Dr. Bassett’s scholarship aims at understanding the intersection of religion and the natural world in Aztec and Nahua cultures. In her first book, The Fate of Earthly Things: Aztec Gods and God-Bodies (University of Texas Press 2015), she explores concepts of god (teotl) and deity embodiment (teixiptla) in Bernardino de Sahagún’s Florentine Codex (c. 1580). Dr. Bassett argues that the Nahuatl term “teotl” carried a set of five culturally dependent denotations. In addition, particular processes of ritual manufacture, such as the wearing of flayed skin and deity paraphernalia, led to the transformation of ordinary materials, including human beings, into living god-bodies. Dr. Bassett’s current project investigates the distinction (or lack thereof) between the natural and supernatural worlds through the Florentine Codex’s descriptions of key features of the environment, such as ocelots, poisonous fish, and mountains. In this work, she proposes quimilli, “bundle” as an organizational metaphor for the homologies Nahuas recognize(d) in the super/natural world.

Morgan Shipley, Associate Professor of Religious Studies, Foglio Endowed Chair in Spirituality, Associate Chair for Undergraduate Studies, Michigan State University

Morgan Shipley is the Inaugural Foglio Endowed Chair of Spirituality and Associate Professor of Religious Studies at Michigan State University. His research, projects, teaching, and work related to the Chair focus on 1) understanding mystical and esoteric new religions that highlight spirituality as opposed to institutional religiosity, 2) positioning individuals and groups who increasingly identify as spiritual but not religious, and 3) situating the nature and manifestations of secular spirituality.

 

Kayla Renée Wheeler, Assistant Professor, Gender and Diversity Studies Program, Xavier University

Dr.

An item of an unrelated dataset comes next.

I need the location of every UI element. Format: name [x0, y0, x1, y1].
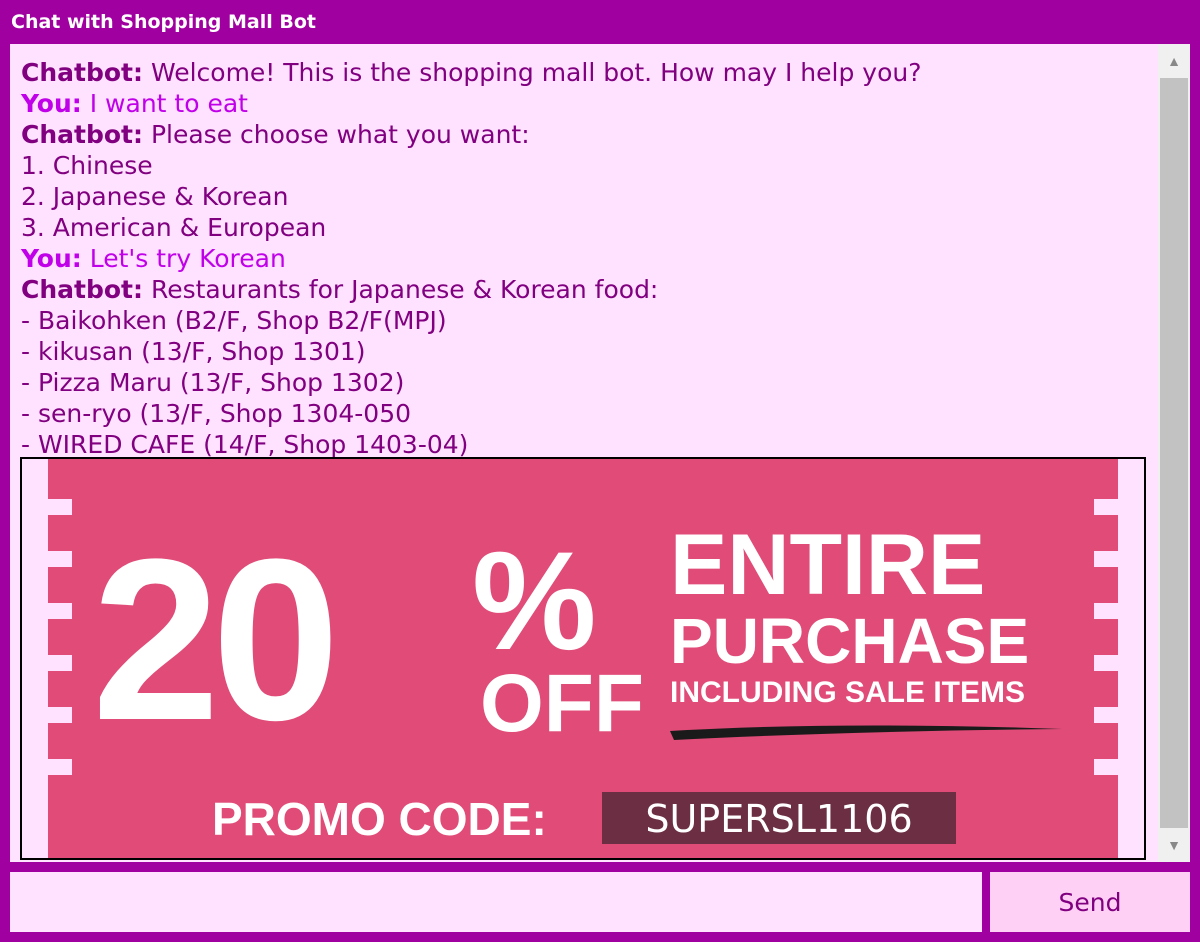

Wheeler was born in Cleveland, Ohio and is a third generation Ohioan.  She is a first-generation college graduate.  Dr. Wheeler earned her Ph.D. in Religious Studies with a concentration in Islam in America from the University of Iowa in 2017.  Her research explores Black Muslim women’s material culture, digital religion, and contemporary Islam in the Americas. She is writing a book entitiled, Fashioning Black Islam, which provides a history of Black Muslim fashion in the United States from the 1930s to the present. She is also working on a digital humanities project, Mapping Malcolm’s Boston, which explores Malcolm X’s life in Boston from the 1940s to 1950s. Dr. Wheeler is the curator of the award-winning Black Islam Syllabus.